Complete the following steps for each secondary database you want to refresh on a schedule:

  1. Create a task that starts the database refresh on a schedule (using CREATE TASK).

    Syntax
    CREATE [ OR REPLACE ] TASK [ IF NOT EXISTS ] <name>
      WAREHOUSE = <string>
      SCHEDULE = { <number> MINUTE | USING CRON <expr> <time_zone> } | AFTER <string>
    AS
      ALTER DATABASE <secondary_db_name> REFRESH;
    

    For example, create a task named refresh_mydb1_task that refreshes a secondary database named mydb1 every 10 minutes. The task runs using the existing warehouse mywh:

    CREATE TASK refresh_mydb1_task
      WAREHOUSE = mywh
      SCHEDULE = '10 minute'
    AS
      ALTER DATABASE mydb1 REFRESH;
    
  2. A task is suspended by default when it is created. Resume the task to allow it to run based on the parameters specified in the task definition:

ALTER TASK refresh_mydb1_task RESUME;

Monitoring the Progress of a Database Refresh

To determine the current status of the initial database replication or a subsequent secondary database refresh, query the DATABASE_REFRESH_PROGRESS , DATABASE_REFRESH_PROGRESS_BY_JOB table function (in the Information Schema).
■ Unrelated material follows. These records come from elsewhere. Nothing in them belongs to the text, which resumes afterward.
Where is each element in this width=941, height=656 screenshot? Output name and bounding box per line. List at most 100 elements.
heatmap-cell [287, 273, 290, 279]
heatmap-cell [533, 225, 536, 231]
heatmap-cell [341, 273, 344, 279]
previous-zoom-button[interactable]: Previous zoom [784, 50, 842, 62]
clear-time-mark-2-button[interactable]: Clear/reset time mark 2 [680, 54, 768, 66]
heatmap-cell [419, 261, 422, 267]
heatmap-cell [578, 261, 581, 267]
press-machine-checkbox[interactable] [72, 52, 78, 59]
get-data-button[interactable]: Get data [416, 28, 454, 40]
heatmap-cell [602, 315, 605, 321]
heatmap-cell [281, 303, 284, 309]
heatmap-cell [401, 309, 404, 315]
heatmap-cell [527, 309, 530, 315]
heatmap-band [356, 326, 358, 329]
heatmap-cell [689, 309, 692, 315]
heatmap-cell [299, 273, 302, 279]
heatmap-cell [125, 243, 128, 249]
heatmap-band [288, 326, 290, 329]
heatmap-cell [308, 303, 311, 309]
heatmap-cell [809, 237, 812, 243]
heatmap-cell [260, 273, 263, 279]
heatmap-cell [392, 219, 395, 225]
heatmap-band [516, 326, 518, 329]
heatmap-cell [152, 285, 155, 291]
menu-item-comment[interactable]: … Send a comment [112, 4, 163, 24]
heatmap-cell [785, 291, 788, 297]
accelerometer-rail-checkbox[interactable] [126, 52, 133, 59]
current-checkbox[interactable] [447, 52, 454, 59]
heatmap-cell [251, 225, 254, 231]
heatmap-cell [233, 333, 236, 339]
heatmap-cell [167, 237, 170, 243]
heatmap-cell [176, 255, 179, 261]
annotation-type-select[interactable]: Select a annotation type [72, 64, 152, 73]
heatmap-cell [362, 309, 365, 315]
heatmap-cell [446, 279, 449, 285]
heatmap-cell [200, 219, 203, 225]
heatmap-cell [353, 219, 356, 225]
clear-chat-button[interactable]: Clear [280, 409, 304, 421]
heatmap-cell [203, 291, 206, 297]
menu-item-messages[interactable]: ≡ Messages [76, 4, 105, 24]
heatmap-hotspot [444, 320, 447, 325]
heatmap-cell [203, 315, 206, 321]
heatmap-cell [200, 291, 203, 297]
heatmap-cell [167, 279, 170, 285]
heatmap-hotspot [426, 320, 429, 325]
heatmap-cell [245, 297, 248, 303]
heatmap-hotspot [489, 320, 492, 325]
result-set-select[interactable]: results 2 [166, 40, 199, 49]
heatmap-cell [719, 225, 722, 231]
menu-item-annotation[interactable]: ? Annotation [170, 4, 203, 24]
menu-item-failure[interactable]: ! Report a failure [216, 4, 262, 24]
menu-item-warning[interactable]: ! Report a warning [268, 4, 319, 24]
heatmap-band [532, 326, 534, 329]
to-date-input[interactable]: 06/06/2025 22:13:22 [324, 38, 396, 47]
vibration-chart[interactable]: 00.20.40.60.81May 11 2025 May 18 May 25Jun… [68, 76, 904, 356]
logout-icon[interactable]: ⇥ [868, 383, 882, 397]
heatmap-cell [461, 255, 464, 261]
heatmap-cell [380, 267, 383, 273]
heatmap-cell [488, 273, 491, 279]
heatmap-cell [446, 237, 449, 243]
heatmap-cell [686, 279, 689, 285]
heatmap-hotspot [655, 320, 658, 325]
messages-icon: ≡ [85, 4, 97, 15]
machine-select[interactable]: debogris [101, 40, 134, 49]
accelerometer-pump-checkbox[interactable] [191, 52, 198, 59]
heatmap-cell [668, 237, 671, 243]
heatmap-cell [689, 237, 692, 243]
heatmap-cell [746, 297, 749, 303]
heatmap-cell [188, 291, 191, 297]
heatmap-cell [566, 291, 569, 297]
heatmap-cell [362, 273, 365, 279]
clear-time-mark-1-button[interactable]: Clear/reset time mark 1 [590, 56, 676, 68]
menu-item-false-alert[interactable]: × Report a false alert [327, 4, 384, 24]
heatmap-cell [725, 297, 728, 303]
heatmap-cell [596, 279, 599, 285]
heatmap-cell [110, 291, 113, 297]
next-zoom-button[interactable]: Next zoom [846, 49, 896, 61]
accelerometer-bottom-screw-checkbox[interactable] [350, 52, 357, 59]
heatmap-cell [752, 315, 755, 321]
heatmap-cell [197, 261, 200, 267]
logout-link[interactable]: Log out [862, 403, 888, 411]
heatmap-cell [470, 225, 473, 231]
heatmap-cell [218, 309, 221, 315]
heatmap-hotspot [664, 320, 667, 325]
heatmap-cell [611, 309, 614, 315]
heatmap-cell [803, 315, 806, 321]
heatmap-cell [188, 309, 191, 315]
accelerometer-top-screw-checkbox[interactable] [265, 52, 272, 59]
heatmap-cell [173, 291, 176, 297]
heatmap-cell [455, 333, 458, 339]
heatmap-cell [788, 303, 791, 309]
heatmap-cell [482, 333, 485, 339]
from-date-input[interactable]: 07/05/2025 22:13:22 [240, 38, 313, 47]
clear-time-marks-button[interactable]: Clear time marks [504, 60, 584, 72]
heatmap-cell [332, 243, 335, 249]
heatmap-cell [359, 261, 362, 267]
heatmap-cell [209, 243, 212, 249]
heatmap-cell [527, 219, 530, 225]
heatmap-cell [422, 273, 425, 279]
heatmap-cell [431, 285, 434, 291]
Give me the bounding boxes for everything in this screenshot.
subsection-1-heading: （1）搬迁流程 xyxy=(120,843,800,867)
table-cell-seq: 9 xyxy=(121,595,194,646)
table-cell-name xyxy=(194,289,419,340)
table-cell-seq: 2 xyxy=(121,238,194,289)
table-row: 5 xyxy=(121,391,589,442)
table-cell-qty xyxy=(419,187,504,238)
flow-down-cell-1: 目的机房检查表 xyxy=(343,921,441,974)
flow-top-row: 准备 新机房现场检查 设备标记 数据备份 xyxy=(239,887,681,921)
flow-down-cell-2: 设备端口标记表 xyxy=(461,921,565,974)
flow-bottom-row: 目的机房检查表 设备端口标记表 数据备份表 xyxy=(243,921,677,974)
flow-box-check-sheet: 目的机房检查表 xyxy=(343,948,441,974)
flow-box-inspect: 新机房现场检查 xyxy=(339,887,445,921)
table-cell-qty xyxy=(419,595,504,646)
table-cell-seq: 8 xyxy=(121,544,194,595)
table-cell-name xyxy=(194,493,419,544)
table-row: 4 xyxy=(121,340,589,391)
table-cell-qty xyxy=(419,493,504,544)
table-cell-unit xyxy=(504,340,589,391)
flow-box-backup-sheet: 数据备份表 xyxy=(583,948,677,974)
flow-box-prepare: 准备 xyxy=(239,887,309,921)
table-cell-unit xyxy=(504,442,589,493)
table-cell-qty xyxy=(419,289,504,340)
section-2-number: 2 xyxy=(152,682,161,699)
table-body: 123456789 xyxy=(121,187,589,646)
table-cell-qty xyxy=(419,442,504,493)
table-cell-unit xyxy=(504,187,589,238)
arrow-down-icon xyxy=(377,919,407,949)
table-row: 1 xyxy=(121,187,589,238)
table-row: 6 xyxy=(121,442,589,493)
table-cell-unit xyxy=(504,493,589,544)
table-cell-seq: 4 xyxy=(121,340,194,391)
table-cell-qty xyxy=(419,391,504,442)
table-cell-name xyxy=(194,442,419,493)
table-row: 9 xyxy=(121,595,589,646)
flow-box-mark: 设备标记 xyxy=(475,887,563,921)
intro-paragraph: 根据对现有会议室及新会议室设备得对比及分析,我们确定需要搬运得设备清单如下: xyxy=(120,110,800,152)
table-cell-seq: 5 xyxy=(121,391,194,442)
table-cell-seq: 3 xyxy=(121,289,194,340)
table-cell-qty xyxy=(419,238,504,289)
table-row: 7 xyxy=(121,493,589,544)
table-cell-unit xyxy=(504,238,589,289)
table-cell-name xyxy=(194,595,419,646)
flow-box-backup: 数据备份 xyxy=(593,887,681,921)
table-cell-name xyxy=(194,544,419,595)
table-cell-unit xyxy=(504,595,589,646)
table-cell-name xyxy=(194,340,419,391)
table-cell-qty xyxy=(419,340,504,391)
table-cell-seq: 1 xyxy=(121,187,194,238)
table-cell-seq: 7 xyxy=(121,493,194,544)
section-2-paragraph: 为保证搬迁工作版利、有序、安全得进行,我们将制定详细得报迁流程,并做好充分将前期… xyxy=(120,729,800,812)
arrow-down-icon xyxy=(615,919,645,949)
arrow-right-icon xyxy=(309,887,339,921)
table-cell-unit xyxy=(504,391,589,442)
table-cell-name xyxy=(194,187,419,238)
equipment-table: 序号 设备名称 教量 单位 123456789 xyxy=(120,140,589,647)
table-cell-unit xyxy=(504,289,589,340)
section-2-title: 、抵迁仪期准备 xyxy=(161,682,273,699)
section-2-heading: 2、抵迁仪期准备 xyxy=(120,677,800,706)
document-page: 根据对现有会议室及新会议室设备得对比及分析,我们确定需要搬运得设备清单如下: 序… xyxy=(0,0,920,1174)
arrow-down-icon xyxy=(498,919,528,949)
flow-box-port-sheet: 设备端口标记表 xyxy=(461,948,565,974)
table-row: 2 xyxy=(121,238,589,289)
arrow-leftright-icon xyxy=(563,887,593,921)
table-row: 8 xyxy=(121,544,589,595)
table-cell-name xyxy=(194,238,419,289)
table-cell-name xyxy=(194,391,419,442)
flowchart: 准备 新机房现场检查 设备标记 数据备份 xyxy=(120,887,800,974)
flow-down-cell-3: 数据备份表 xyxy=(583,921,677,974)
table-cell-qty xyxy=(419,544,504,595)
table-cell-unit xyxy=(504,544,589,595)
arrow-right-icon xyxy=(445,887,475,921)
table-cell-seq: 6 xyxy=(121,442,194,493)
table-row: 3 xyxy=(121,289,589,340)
A database refresh operation can require several hours or longer to complete depending on the amount of data to replicate.

To view the replication history for a specified database within a specified date range, query the REPLICATION_USAGE_HISTORY table function.

Example

Monitor the progress of the mydb1 secondary database refresh:

select *
  from table(information_schema.database_refresh_progress(mydb1));

Viewing the Database Refresh History

To view the history of secondary database refresh operations, query the DATABASE_REFRESH_HISTORY table function (in the Information Schema). This function returns database refresh activity within the last 14 days.

Example

View the history of the mydb1 secondary database refresh operation:

select *
  from table(information_schema.database_refresh_history(mydb1));

Comparing Data Sets in Primary and Secondary Databases

Optionally use the HASH_AGG function to compare the rows in a random set of tables in a primary and secondary database to verify data consistency. The HASH_AGG function returns an aggregate signed 64-bit hash value over the (unordered) set of input rows. Query this function on all or a random subset of tables in a secondary database and on the primary database (as of the timestamp for the primary database snapshot) and compare the output.

Example

  1. On the secondary database, query the DATABASE_REFRESH_HISTORY table function (in the Information Schema). Note the END_TIME column for the row indicating when the latest refresh operation completed. This is the timestamp for the latest snapshot of the primary database.

  2. Query the HASH_AGG function for a specified table. The following query returns a hash value for all rows in the mytable table:

    SELECT HASH_AGG( * ) FROM mytable;
    
  3. On the primary database, query the HASH_AGG function for the same table. Using Time Travel, specify the timestamp when the latest snapshot was taken for the secondary database:

    SELECT HASH_AGG( * ) FROM mytable AT(TIMESTAMP => <primary_snapshot_timestamp>);
    
  4. Compare the results from the two queries. The output should be identical.